The new health care law will add approximately 16 million Americans to the public Medicaid program and private health insurers are positioning themselves to enter this expanded market. For all the talk about government involvement in health care, the state-federal Medicaid program is predominantly filtered through private companies which claim to lower costs by managing care and providing better access to primary doctors.
From the program’s beginnings in the mid-1960s, states have struggled with skyrocketing health care costs and diminishing provider participation (the program’s reimbursement rates are generally lower than private insurers or Medicare). By the 1990s, policy makers began to see managed care as a way to control spending and improve patients’ access to primary care physicians. Approximately 70% of Medicaid enrollees are already covered by some sort of managed-care plan “rather than by a fee-for-service model in which the states simply pay bills for care.”

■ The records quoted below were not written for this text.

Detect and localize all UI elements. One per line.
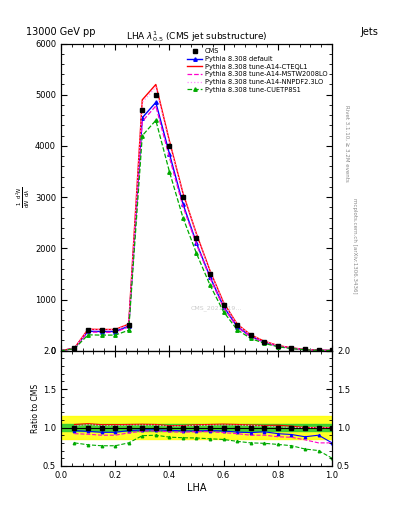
Text: Rivet 3.1.10, ≥ 3.2M events: Rivet 3.1.10, ≥ 3.2M events xyxy=(344,105,349,182)
Legend: CMS, Pythia 8.308 default, Pythia 8.308 tune-A14-CTEQL1, Pythia 8.308 tune-A14-M: CMS, Pythia 8.308 default, Pythia 8.308 … xyxy=(186,47,329,94)
Y-axis label: Ratio to CMS: Ratio to CMS xyxy=(31,384,40,433)
Title: LHA $\lambda^{1}_{0.5}$ (CMS jet substructure): LHA $\lambda^{1}_{0.5}$ (CMS jet substru… xyxy=(126,29,267,44)
Text: CMS_2021_I19...: CMS_2021_I19... xyxy=(191,305,242,311)
Bar xyxy=(61,424,332,431)
Y-axis label: $\frac{1}{\mathrm{d}N}\,\frac{\mathrm{d}^2N}{\mathrm{d}\lambda}$: $\frac{1}{\mathrm{d}N}\,\frac{\mathrm{d}… xyxy=(15,186,32,208)
Bar xyxy=(61,416,332,439)
Text: Jets: Jets xyxy=(360,27,378,37)
Text: 13000 GeV pp: 13000 GeV pp xyxy=(26,27,95,37)
Text: mcplots.cern.ch [arXiv:1306.3436]: mcplots.cern.ch [arXiv:1306.3436] xyxy=(352,198,357,293)
X-axis label: LHA: LHA xyxy=(187,482,206,493)
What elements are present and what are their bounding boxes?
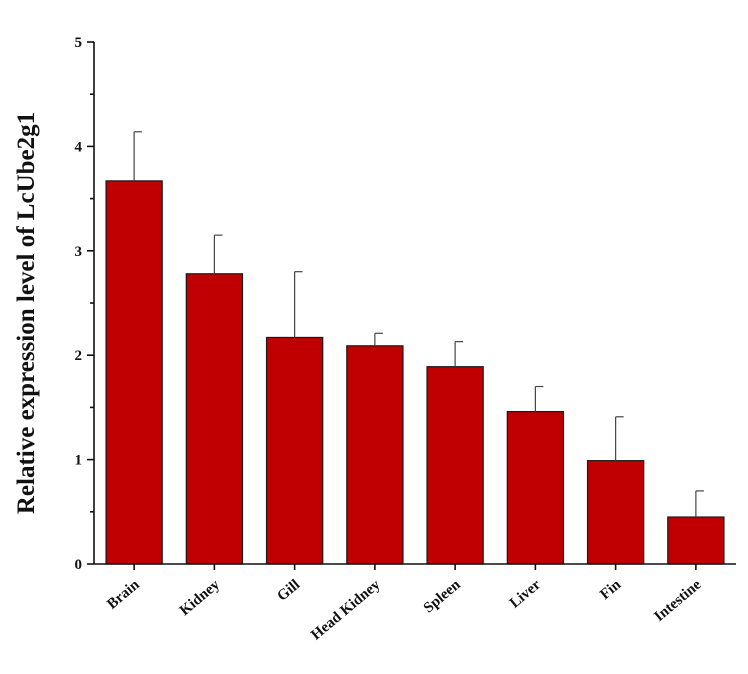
x-tick-label: Head Kidney bbox=[308, 576, 383, 643]
x-tick-label: Fin bbox=[597, 576, 624, 603]
y-tick-label: 1 bbox=[75, 453, 83, 469]
x-tick-label: Brain bbox=[104, 576, 143, 612]
x-tick-label: Gill bbox=[274, 577, 303, 605]
bar bbox=[265, 336, 324, 565]
y-tick-label: 5 bbox=[75, 35, 83, 51]
x-tick-label: Liver bbox=[507, 577, 544, 612]
bar bbox=[105, 180, 163, 565]
bars bbox=[105, 180, 725, 565]
x-axis-labels: Brain Kidney Gill Head Kidney Spleen Liver Fin… bbox=[104, 564, 705, 643]
y-axis-title: Relative expression level of LcUbe2g1 bbox=[13, 112, 40, 514]
error-bars bbox=[133, 131, 704, 518]
x-tick-label: Kidney bbox=[177, 576, 223, 619]
y-tick-label: 3 bbox=[75, 244, 83, 260]
bar bbox=[426, 366, 484, 565]
y-tick-label: 0 bbox=[75, 557, 83, 573]
bar bbox=[185, 273, 244, 565]
y-tick-label: 2 bbox=[75, 348, 83, 364]
bar bbox=[586, 460, 645, 565]
x-tick-label: Spleen bbox=[421, 576, 464, 616]
bar bbox=[346, 345, 404, 565]
bar bbox=[667, 516, 725, 565]
y-tick-label: 4 bbox=[75, 139, 83, 155]
bar bbox=[506, 410, 565, 565]
y-axis-ticks: 0 1 2 3 4 5 bbox=[75, 35, 94, 573]
x-tick-label: Intestine bbox=[651, 577, 704, 625]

Now, private insurers are hoping to expand that reach. Yesterday, UnitedHealth Group Inc. released a report “describing a variety of managed-care strategies it says will help cash-strapped states solve budget problems and doctor shortages that hobble the government health-care programs for the poor.” While cash strapped states are strongly considering partnering with private insurers — Florida has five counties that are are administered solely by managed-care companies and legislators are considering measures to bid out the rest of the state — evidence on the degree to which managed care actually accomplishes these goals varies. Medicaid patients in some states seem to have better access to doctors, while other surveys have found that overall improvements in access associated with managed care are minimal.
Ken Terry explains that the real attraction to states is not that manged care is able to significantly lower health care costs, but that it helps states “budget their Medicaid expenditures.” However, “If that budgeting was working so well — in other words, if it meant the states could drive hard bargains with private insurers — they wouldn’t be complaining that Medicaid is eating up more and more of their revenues. And insurance companies wouldn’t be seeing Medicaid as the goose that promises to lay golden eggs”:
The big golden egg, of course, is healthcare reform, which is expected to boost Medicaid rolls by 30 percent nationwide starting in 2014. That windfall isn’t evenly distributed: Texas and California are expected to add about 2 million new Medicaid enrollees each, while Florida anticipates adding 1 million new Medicaid recipients as a result of the federal law. Overall, ten states will increase their Medicaid populations by at least 50 percent.
United argues that moving most of these patients — as well as more of the current Medicaid recipients — into managed care will save about $90 billion. A larger share of the projected savings, United contends, will come from applying managed-care techniques to long-term care. Much of United’s argument rests on the theory that better care coordination reduces costs. Which is a fine argument so far as it goes. So far, however, commercial managed care plans mainly save money by paying doctors and hospitals less than they could earn from fee-for-service plans or Medicare.
It’s unclear how managed care plans will fare in reducing costs over the long term. What is clear, however, is that now that health reform is law and private insurers are positioning themselves to enter new markets, the plan seems a lot less government centered than both opponents and proponents envisioned.